Bashaw's concern deepened as the vaccination process became widespread and, in many ways, was almost a given. "[But] come to find out, what they were offering wasn't even an FDA-approved and licensed vaccination, [as] it was an Emergency Use Authorization (EUA) drug the entire time."
For that very reason – and as spelled out in Tuesday's whistleblower memo – the Army officer contends servicemembers have the "absolute right to accept or refuse" the inoculation.
Bashaw admits that upon submitting his life to Jesus Christ, he knew his Lord and Savior was enough. "I was done sticking chemicals in my body," he shares. As a result, he submitted a religious accommodation for all vaccinations – which was denied by the Surgeon General of the Army. Bashaw awaits the results on an appeal.
Those who, like him, are unvaccinated are subjected to what he describes as "discriminating and targeted testing" that was implemented by the Department of Defense.
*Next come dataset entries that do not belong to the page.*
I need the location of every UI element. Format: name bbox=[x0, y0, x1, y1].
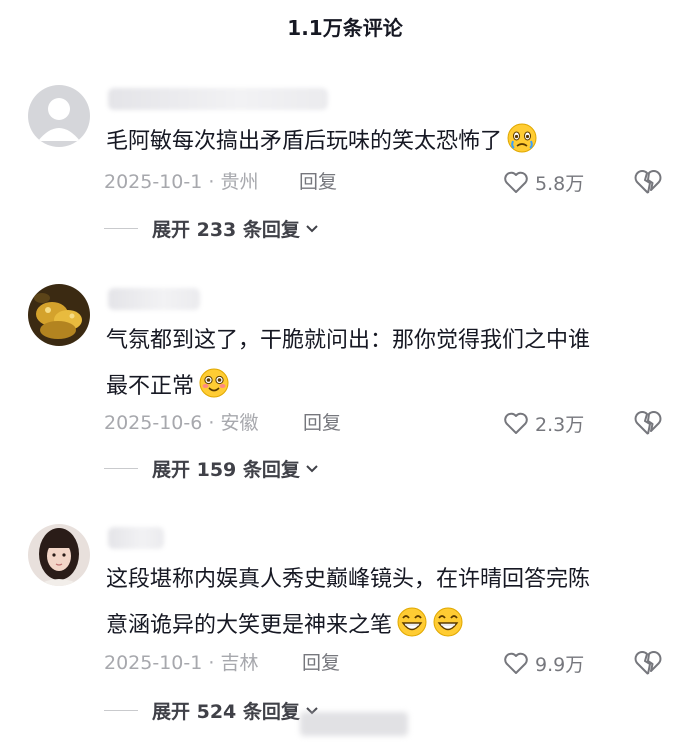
expand-replies-button[interactable]: 展开 159 条回复 bbox=[104, 453, 320, 483]
avatar[interactable] bbox=[28, 284, 90, 346]
comments-count-title: 1.1万条评论 bbox=[287, 16, 403, 40]
flushed-smile-emoji bbox=[199, 368, 229, 398]
reply-button[interactable]: 回复 bbox=[302, 648, 340, 678]
crying-face-emoji bbox=[507, 123, 537, 153]
expand-replies-button[interactable]: 展开 233 条回复 bbox=[104, 213, 320, 243]
comment-date-location: 2025-10-1 · 贵州 bbox=[104, 171, 259, 193]
broken-heart-icon bbox=[634, 651, 662, 675]
avatar[interactable] bbox=[28, 524, 90, 586]
comment-date-location: 2025-10-1 · 吉林 bbox=[104, 652, 259, 674]
like-button[interactable]: 5.8万 bbox=[503, 167, 584, 197]
expand-replies-button[interactable]: 展开 524 条回复 bbox=[104, 695, 320, 725]
divider bbox=[104, 709, 138, 711]
heart-outline-icon bbox=[504, 652, 528, 674]
comment-text: 气氛都到这了，干脆就问出：那你觉得我们之中谁 最不正常 bbox=[106, 328, 591, 399]
reply-button[interactable]: 回复 bbox=[303, 408, 341, 438]
username-blurred[interactable] bbox=[108, 527, 164, 549]
broken-heart-icon bbox=[634, 170, 662, 194]
like-button[interactable]: 2.3万 bbox=[503, 408, 584, 438]
chevron-down-icon bbox=[306, 225, 318, 233]
broken-heart-icon bbox=[634, 411, 662, 435]
dislike-button[interactable] bbox=[633, 408, 663, 438]
heart-outline-icon bbox=[504, 171, 528, 193]
username-blurred[interactable] bbox=[108, 88, 328, 110]
comment-text: 这段堪称内娱真人秀史巅峰镜头，在许晴回答完陈 意涵诡异的大笑更是神来之笔 bbox=[106, 567, 591, 638]
dislike-button[interactable] bbox=[633, 167, 663, 197]
like-button[interactable]: 9.9万 bbox=[503, 648, 584, 678]
username-blurred[interactable] bbox=[108, 288, 200, 310]
divider bbox=[104, 467, 138, 469]
reply-button[interactable]: 回复 bbox=[299, 167, 337, 197]
chevron-down-icon bbox=[306, 465, 318, 473]
watermark-blur bbox=[300, 712, 408, 736]
like-count: 9.9万 bbox=[535, 653, 585, 676]
heart-outline-icon bbox=[504, 412, 528, 434]
comment-date-location: 2025-10-6 · 安徽 bbox=[104, 412, 259, 434]
grinning-emoji bbox=[397, 607, 427, 637]
avatar[interactable] bbox=[28, 85, 90, 147]
grinning-emoji bbox=[433, 607, 463, 637]
comment-text: 毛阿敏每次搞出矛盾后玩味的笑太恐怖了 bbox=[106, 119, 666, 165]
expand-replies-label: 展开 159 条回复 bbox=[152, 458, 300, 481]
like-count: 5.8万 bbox=[535, 172, 585, 195]
expand-replies-label: 展开 524 条回复 bbox=[152, 700, 300, 723]
divider bbox=[104, 227, 138, 229]
like-count: 2.3万 bbox=[535, 413, 585, 436]
expand-replies-label: 展开 233 条回复 bbox=[152, 218, 300, 241]
dislike-button[interactable] bbox=[633, 648, 663, 678]
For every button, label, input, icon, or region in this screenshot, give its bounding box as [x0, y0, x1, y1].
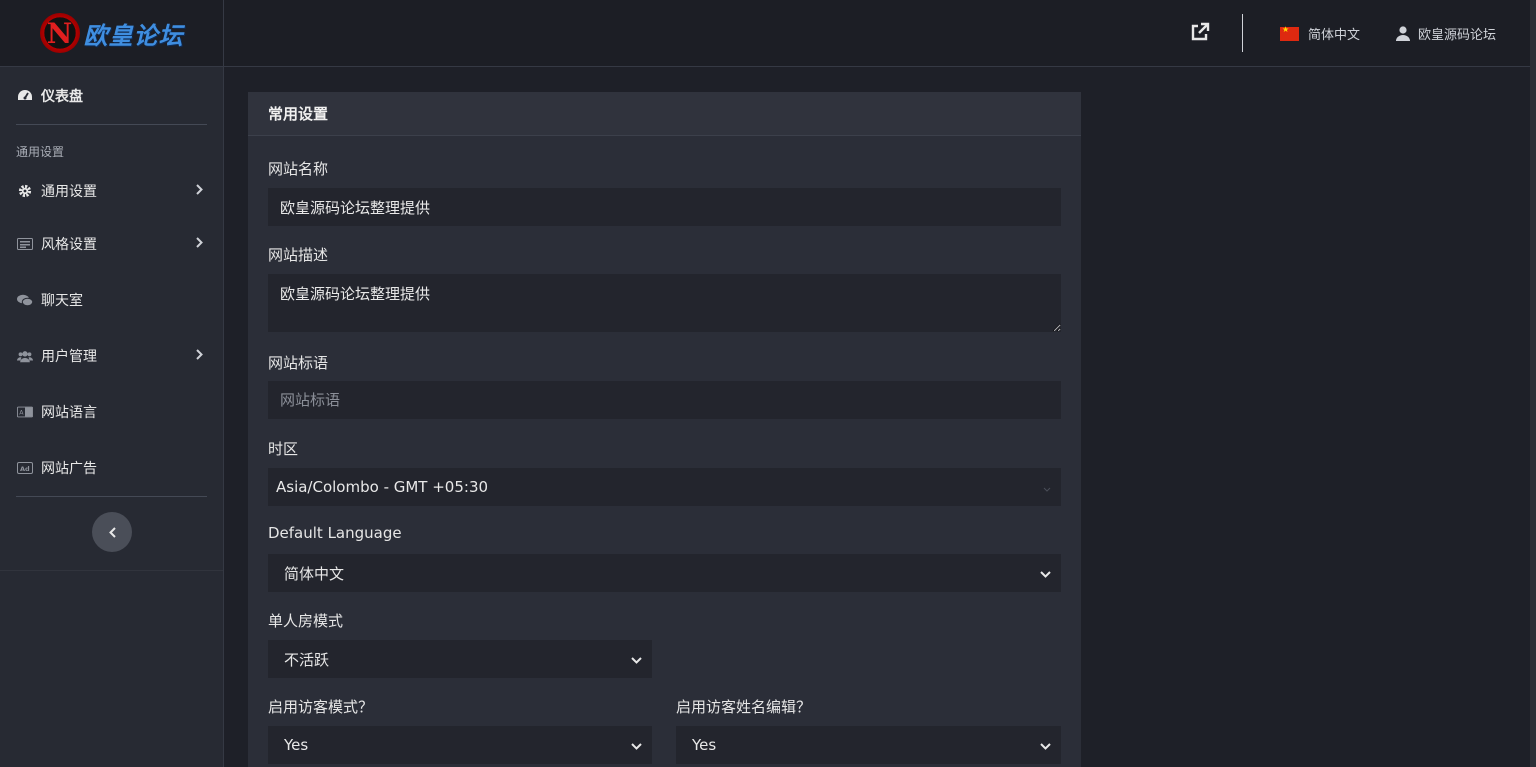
sidebar-item-label: 风格设置: [41, 237, 97, 253]
sidebar-section-title: 通用设置: [16, 145, 65, 159]
caret-down-icon: [1043, 478, 1051, 496]
china-flag-icon: [1280, 25, 1299, 41]
site-slogan-label: 网站标语: [268, 354, 329, 372]
card-title: 常用设置: [248, 92, 1081, 136]
chevron-right-icon: [196, 183, 203, 199]
gear-icon: [17, 183, 33, 199]
chevron-down-icon: [631, 736, 642, 754]
sidebar-item-site-language[interactable]: A 网站语言: [0, 384, 223, 440]
sidebar-item-label: 网站语言: [41, 405, 97, 421]
timezone-select[interactable]: Asia/Colombo - GMT +05:30: [268, 468, 1061, 506]
sidebar-item-site-ads[interactable]: Ad 网站广告: [0, 440, 223, 496]
sidebar-item-style-settings[interactable]: 风格设置: [0, 216, 223, 272]
sidebar-divider: [0, 570, 223, 571]
chevron-right-icon: [196, 348, 203, 364]
chevron-down-icon: [1040, 736, 1051, 754]
site-description-textarea[interactable]: 欧皇源码论坛整理提供: [268, 274, 1061, 332]
page-scrollbar[interactable]: [1530, 0, 1536, 767]
sidebar-item-label: 通用设置: [41, 184, 97, 200]
default-language-select[interactable]: 简体中文: [268, 554, 1061, 592]
site-name-input[interactable]: [268, 188, 1061, 226]
svg-text:A: A: [19, 410, 24, 417]
topbar-divider: [1242, 14, 1243, 52]
external-link-icon[interactable]: [1190, 22, 1212, 44]
chevron-down-icon: [1040, 564, 1051, 582]
guest-name-edit-select[interactable]: Yes: [676, 726, 1061, 764]
users-icon: [17, 348, 33, 364]
sidebar-item-label: 网站广告: [41, 461, 97, 477]
nav-divider: [16, 496, 207, 497]
site-slogan-input[interactable]: [268, 381, 1061, 419]
brand-name: 欧皇论坛: [83, 21, 184, 50]
single-room-mode-value: 不活跃: [284, 650, 330, 669]
brand-logo[interactable]: N 欧皇论坛: [0, 0, 223, 67]
guest-mode-label: 启用访客模式？: [268, 698, 374, 716]
sidebar: N 欧皇论坛 仪表盘 通用设置 通用设置 风格设置 聊天室 用户管理 A 网站语…: [0, 0, 224, 767]
site-description-label: 网站描述: [268, 246, 329, 264]
timezone-label: 时区: [268, 440, 299, 458]
chevron-left-icon: [108, 523, 116, 542]
default-language-value: 简体中文: [284, 564, 345, 583]
logo-icon: N: [39, 13, 80, 53]
chevron-right-icon: [196, 236, 203, 252]
ad-icon: Ad: [17, 460, 33, 476]
user-icon: [1396, 26, 1410, 41]
current-language: 简体中文: [1308, 28, 1361, 43]
guest-mode-value: Yes: [284, 736, 309, 754]
language-switcher[interactable]: 简体中文: [1280, 24, 1360, 43]
general-settings-card: 常用设置 网站名称 网站描述 欧皇源码论坛整理提供 网站标语 时区 Asia/C…: [248, 92, 1081, 767]
sidebar-item-general-settings[interactable]: 通用设置: [0, 166, 223, 216]
sidebar-item-chatroom[interactable]: 聊天室: [0, 272, 223, 328]
chevron-down-icon: [631, 650, 642, 668]
default-language-label: Default Language: [268, 524, 402, 542]
single-room-mode-select[interactable]: 不活跃: [268, 640, 652, 678]
language-icon: A: [17, 404, 33, 420]
sidebar-item-label: 仪表盘: [41, 88, 83, 105]
sidebar-item-label: 用户管理: [41, 349, 97, 365]
dashboard-icon: [17, 88, 33, 104]
topbar: 简体中文 欧皇源码论坛: [224, 0, 1536, 767]
guest-mode-select[interactable]: Yes: [268, 726, 652, 764]
chat-icon: [17, 292, 33, 308]
single-room-mode-label: 单人房模式: [268, 612, 344, 630]
svg-text:Ad: Ad: [20, 465, 30, 473]
sidebar-collapse-button[interactable]: [92, 512, 132, 552]
sidebar-item-label: 聊天室: [41, 293, 83, 309]
user-menu[interactable]: 欧皇源码论坛: [1396, 24, 1496, 43]
guest-name-edit-value: Yes: [692, 736, 717, 754]
palette-icon: [17, 236, 33, 252]
sidebar-nav: 仪表盘 通用设置 通用设置 风格设置 聊天室 用户管理 A 网站语言 Ad 网站…: [0, 67, 223, 497]
site-name-label: 网站名称: [268, 160, 329, 178]
sidebar-item-user-management[interactable]: 用户管理: [0, 328, 223, 384]
sidebar-item-dashboard[interactable]: 仪表盘: [0, 67, 223, 124]
timezone-value: Asia/Colombo - GMT +05:30: [276, 478, 489, 496]
guest-name-edit-label: 启用访客姓名编辑？: [676, 698, 812, 716]
username: 欧皇源码论坛: [1418, 28, 1497, 43]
"It seemed to me that they were trying to weaponize these tests to try to get service members in a position to single them out, to make them feel alienated, and to get them to participate with the vaccination," says Bashaw.
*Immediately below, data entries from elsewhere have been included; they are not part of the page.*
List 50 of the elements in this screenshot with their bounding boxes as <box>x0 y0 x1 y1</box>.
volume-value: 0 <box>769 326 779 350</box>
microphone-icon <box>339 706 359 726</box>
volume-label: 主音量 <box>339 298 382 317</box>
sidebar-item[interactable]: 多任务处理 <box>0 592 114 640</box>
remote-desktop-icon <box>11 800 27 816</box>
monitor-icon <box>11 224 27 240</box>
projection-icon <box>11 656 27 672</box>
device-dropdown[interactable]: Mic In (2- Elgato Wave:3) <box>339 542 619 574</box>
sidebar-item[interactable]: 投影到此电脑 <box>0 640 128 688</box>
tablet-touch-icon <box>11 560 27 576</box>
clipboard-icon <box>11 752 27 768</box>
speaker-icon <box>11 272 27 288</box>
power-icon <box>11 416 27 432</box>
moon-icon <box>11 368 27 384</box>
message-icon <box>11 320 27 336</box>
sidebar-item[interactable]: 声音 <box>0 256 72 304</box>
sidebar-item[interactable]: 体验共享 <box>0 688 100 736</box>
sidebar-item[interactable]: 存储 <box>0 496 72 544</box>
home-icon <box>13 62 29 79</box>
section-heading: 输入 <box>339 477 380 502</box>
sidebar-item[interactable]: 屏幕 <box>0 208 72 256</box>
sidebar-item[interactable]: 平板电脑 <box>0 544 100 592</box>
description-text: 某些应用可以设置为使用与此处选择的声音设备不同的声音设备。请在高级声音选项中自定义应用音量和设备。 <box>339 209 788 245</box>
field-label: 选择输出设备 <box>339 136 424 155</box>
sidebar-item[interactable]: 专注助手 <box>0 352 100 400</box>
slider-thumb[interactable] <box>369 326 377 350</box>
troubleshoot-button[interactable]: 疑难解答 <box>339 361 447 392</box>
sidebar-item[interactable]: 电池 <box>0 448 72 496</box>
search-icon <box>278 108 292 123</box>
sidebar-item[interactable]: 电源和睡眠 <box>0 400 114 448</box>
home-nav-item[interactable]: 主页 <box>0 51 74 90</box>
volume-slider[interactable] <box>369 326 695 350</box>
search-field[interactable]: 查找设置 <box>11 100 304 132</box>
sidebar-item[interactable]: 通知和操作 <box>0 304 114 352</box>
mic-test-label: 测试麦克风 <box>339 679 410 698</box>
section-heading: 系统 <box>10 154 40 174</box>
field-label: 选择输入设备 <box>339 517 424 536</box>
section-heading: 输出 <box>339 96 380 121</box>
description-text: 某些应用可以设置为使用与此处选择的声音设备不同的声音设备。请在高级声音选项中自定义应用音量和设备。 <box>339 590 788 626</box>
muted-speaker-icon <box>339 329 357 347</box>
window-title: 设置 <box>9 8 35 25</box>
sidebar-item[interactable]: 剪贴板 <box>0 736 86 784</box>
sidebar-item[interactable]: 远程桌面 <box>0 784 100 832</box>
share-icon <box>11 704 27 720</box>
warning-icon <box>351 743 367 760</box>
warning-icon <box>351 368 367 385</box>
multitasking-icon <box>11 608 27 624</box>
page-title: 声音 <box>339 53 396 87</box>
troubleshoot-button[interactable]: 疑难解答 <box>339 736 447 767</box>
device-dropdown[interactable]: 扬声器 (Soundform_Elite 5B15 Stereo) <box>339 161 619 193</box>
'Right to refusal' simply ignored
Bashaw's refusal to participate in the vaccine, the testing, and the masking also resulted in a court-martial a few months ago. "While I have the right to accept or refuse," he states, "leadership and even the judge skipped over my documentation, including an entire part about applicable statutory federal law."
Although Bashaw's court-martial resulted in no additional punishment and erases any expectations he has to be promoted to Captain, he finds himself in another predicament.
"Leadership is saying they've lost trust in my capabilities as an officer, and the commanding general has initiated elimination based upon my conviction," he describes. Despite a series of rebuttals, he keeps finding himself within 30 days of elimination from the Army.
Bashaw has initiated all official chain-of-command processes at every turn to try to redress his concerns and the rights he claims were "blatantly violated." Still, with the most recent documentation submitted, he remains hopeful the commanding general or Judge Advocate General of the Army will review it and "make the right call."
As an uncertain future unfolds, Bashaw requests prayer for himself and for the tens of thousands of his fellow service members going through the same thing and facing termination from the nation's military. In the meantime, he plans to continue to stand up for his rights.
"Because when I stand up for my rights and the rights of service members and what we have codified in law and in the Constitution, it's not only standing up for myself or the military, but also for the American people," he explains. "Collectively, we are standing together."